= Escadrone =

Ukrainian non-profit group

Escadrone is a non-profit group organized in Ukraine in 2022 in order to manufacture FPV attack drones, a type of FPV loitering munition. The business goal was to design and build a large quantity of low-cost drones, aiming specifically to be able to carry anti-tank grenades to the target: tanks and other armored vehicles, as well as less-armored military vehicles.

Escadrone drones can be employed against moving targets, and by May 2023, Escadrone was producing 1000 Pegasus attack drones per month at a cost of under US$500 each.

== Background ==
During conflicts in the 2020s, armies modified common commercial racing drones into an FPV loitering munition by the attachment of an explosive payload. The drones are so named because of the First Person View (FPV) they provide the operator. FPV loitering munitions allow direct reconnaissance during the strike mission by the loitering munition.

Since the 2022 Russian invasion of Ukraine, approximately 30 companies in Ukraine have been mass-producing drones for the war effort. The Ukrainian government's Ministry of Digital Transformation is attempting to purchase up to 200,000 drones per year, aiming to deploy relatively cheap drones against large advantages Russia has had in military equipment. In 2023, they have also sponsored several competitions where the "dozens of drone developers that have sprung up all over Ukraine" are invited to make simulated attacks on ground targets, chase fixed-wing drones, or even participate in drone dogfight competitions.

== History ==
During the Russian invasion of Ukraine beginning in 2022, rapid technology development occurred to iterate on design features and support larger drone payloads. Escadrone Pegasus and the Vyriy Drone Molfar are two examples. As of May 2023, most of these drones require substantial pilot skill and are not as sophisticated in autonomous control as more standard drones such as Mavic quadcopters used for video-reconnaissance.

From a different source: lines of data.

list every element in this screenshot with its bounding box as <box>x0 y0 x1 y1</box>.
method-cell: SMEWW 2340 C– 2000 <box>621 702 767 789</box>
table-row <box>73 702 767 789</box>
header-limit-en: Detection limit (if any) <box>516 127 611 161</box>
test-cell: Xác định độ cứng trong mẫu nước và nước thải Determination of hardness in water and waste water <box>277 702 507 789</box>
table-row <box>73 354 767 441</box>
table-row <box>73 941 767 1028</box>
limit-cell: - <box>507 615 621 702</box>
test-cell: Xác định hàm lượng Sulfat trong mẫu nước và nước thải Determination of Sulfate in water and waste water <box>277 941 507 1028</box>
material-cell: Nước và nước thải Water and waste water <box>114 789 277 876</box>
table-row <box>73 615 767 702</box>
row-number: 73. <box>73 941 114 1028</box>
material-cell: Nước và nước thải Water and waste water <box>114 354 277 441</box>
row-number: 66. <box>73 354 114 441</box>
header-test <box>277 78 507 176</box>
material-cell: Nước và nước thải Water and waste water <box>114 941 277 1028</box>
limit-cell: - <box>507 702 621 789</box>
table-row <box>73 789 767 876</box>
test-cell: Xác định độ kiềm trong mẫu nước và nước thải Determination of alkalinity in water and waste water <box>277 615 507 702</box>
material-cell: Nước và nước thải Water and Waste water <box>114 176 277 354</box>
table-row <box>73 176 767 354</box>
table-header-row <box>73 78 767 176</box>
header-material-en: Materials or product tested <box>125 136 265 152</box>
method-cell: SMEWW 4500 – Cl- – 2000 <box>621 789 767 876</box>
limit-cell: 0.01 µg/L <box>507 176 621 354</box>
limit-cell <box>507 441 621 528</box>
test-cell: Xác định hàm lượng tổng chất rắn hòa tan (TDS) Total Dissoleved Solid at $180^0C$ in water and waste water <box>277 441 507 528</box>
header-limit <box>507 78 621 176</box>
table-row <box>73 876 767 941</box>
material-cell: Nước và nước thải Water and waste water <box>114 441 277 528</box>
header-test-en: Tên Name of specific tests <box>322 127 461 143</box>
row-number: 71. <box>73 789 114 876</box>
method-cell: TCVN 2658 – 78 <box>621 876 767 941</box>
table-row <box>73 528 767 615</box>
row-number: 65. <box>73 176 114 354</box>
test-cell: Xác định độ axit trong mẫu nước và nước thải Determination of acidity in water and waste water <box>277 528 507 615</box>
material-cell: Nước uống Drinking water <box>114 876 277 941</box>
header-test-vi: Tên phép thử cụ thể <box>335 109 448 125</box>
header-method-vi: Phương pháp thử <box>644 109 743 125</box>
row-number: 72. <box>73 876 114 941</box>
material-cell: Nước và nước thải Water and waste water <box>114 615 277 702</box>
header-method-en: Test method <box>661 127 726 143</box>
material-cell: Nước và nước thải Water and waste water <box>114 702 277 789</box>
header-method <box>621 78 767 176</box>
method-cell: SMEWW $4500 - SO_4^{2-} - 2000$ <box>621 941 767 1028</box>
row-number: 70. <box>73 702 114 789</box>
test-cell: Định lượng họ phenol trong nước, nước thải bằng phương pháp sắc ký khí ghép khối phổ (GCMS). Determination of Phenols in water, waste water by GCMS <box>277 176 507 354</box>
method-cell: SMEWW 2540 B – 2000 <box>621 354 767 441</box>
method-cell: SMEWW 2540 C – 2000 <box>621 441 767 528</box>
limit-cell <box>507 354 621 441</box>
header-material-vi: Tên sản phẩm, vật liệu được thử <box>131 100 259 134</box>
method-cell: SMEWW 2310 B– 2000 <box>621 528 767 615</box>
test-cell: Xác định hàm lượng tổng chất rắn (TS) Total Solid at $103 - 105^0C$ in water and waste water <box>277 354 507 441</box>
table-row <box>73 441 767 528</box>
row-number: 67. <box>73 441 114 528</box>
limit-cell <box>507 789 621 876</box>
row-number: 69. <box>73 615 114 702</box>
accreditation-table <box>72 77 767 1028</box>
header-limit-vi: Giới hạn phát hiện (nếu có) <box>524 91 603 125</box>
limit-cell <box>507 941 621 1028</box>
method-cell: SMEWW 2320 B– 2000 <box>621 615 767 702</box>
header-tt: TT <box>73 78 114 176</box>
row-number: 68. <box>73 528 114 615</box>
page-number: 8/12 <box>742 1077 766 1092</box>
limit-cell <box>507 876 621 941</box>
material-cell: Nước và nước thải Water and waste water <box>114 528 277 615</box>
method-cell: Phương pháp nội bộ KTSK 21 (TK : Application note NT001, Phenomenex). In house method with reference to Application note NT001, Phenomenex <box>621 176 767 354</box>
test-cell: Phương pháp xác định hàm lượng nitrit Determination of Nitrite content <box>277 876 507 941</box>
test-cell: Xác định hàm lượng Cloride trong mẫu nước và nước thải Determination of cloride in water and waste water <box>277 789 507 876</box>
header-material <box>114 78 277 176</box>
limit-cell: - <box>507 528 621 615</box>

Escadrone is a non-profit group organized in Ukraine during 2022 in order to manufacture FPV attack drones, aiming specifically to be able to carry anti-tank grenades to the target—tanks and other armored vehicles, as well as less-armored military vehicles, and can be employed against moving targets. By May 2023, Escadrone was producing 1000 Pegasus attack drones per month at a cost of under US$500 each. "The name Escadrone is a portmanteau of ескадрон, Ukrainian for cavalry squadron, and 'drone.' "

== Description ==
Escadrone has built and fielded several different drones. The Escadrone Pegasus is an attack drone that can move to enemy positions several kilometers away from the drone operator, loiter for several minutes as it scouts for targets (although targets have often been previously sighted and identified by reconnaissance drones), carry a 1 kg warhead capable against personnel and light armor, and move at up to 45 mph. Mission duration is typically 3 to 13 minutes.

A heavier-duty Escadrone model can carry a 2 kg PTAB 2.5 anti-tank bomb. While much less effective than the larger and more expensive Javelin weapon system, it is highly effective against a tank's weak spots. The Escadrone attack drone is maneuverable and has been shown to successfully attack less protected places in the tank.

The Escadrone PEGAS + carries a more powerful explosive payload and has greater range and is more robust to field conditions.